Possible. But likely? Doubt it.

As a dog returns to its vomit, so fools repeat their folly.

-Proverbs 26:11, NIV

Within the Christian community, so much pressure is placed upon faithful spouses to “reconcile” with their cheating partners.

Sometimes lip service is given to the importance that the cheater has actually changed and will not cheat again. However, the general rule in the Christian community at this time is to focus upon the faithful spouse’s efforts as opposed to examining the cheater’s quality of repentance.

Few are honest with faithful spouses.

Can a cheater change and truly repent? Yes.

But this is not a theoretical exercise. The question really is whether or not your cheater will do the hard work required to repent for any godly chance of marriage restoration to be possible.

It is possible for a cheater to change. But likely? I seriously doubt it.

Habits do not change over night. Sin habits are not erased in one confession and alleged commitment to “do better.” That is not how we work as humans.

Many cheaters have spend months and sometimes years living double lives full of deception and lies. The likelihood of a repeat event of cheating is vastly greater than the likelihood the cheater will suddenly kick their deception-high habit.

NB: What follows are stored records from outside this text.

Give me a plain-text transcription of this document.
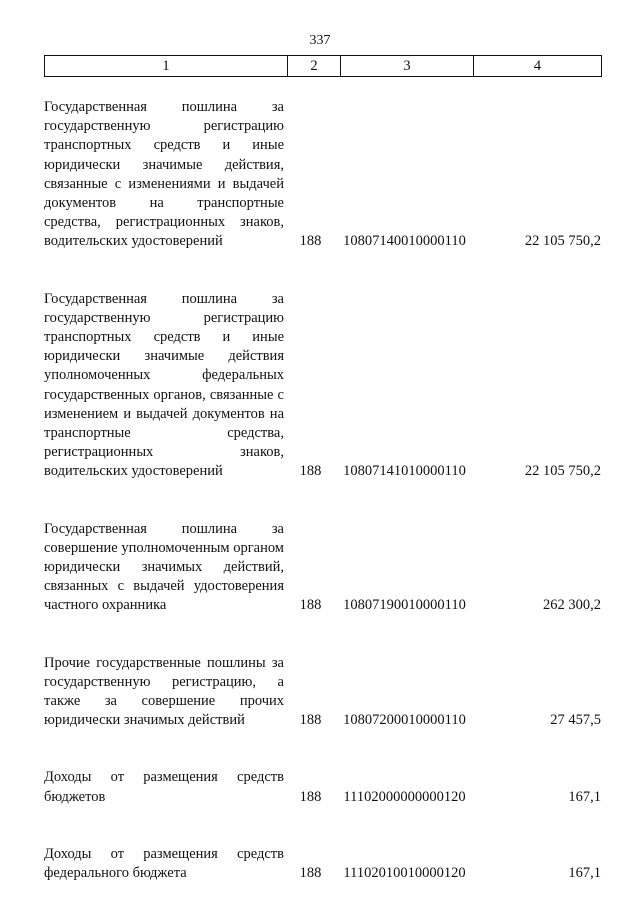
337
1	2	3	4
Государственная пошлина за государственную регистрацию транспортных средств и иные юридически значимые действия, связанные с изменениями и выдачей документов на транспортные средства, регистрационных знаков, водительских удостоверений	188	10807140010000110	22 105 750,2
Государственная пошлина за государственную регистрацию транспортных средств и иные юридически значимые действия уполномоченных федеральных государственных органов, связанные с изменением и выдачей документов на транспортные средства, регистрационных знаков, водительских удостоверений	188	10807141010000110	22 105 750,2
Государственная пошлина за совершение уполномоченным органом юридически значимых действий, связанных с выдачей удостоверения частного охранника	188	10807190010000110	262 300,2
Прочие государственные пошлины за государственную регистрацию, а также за совершение прочих юридически значимых действий	188	10807200010000110	27 457,5
Доходы от размещения средств бюджетов	188	11102000000000120	167,1
Доходы от размещения средств федерального бюджета	188	11102010010000120	167,1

Failure to have such a sober assessment is a result, IMO, of the “reconcile at all costs” blindness so prevalent in Christian circles. This blindness is not serving faithful spouses. It is harming them!

It is one thing engaging in marriage restoration work with full awareness that the likelihood of the cheater not repeating his/her sins is slim. It is quite another doing so upon a false assessment that it is over because the cheater said so.

Cheaters are foolish creatures who have a tendency to return to their folly as the writer of Proverbs 26:11 aptly expresses. This is a hard but important truth.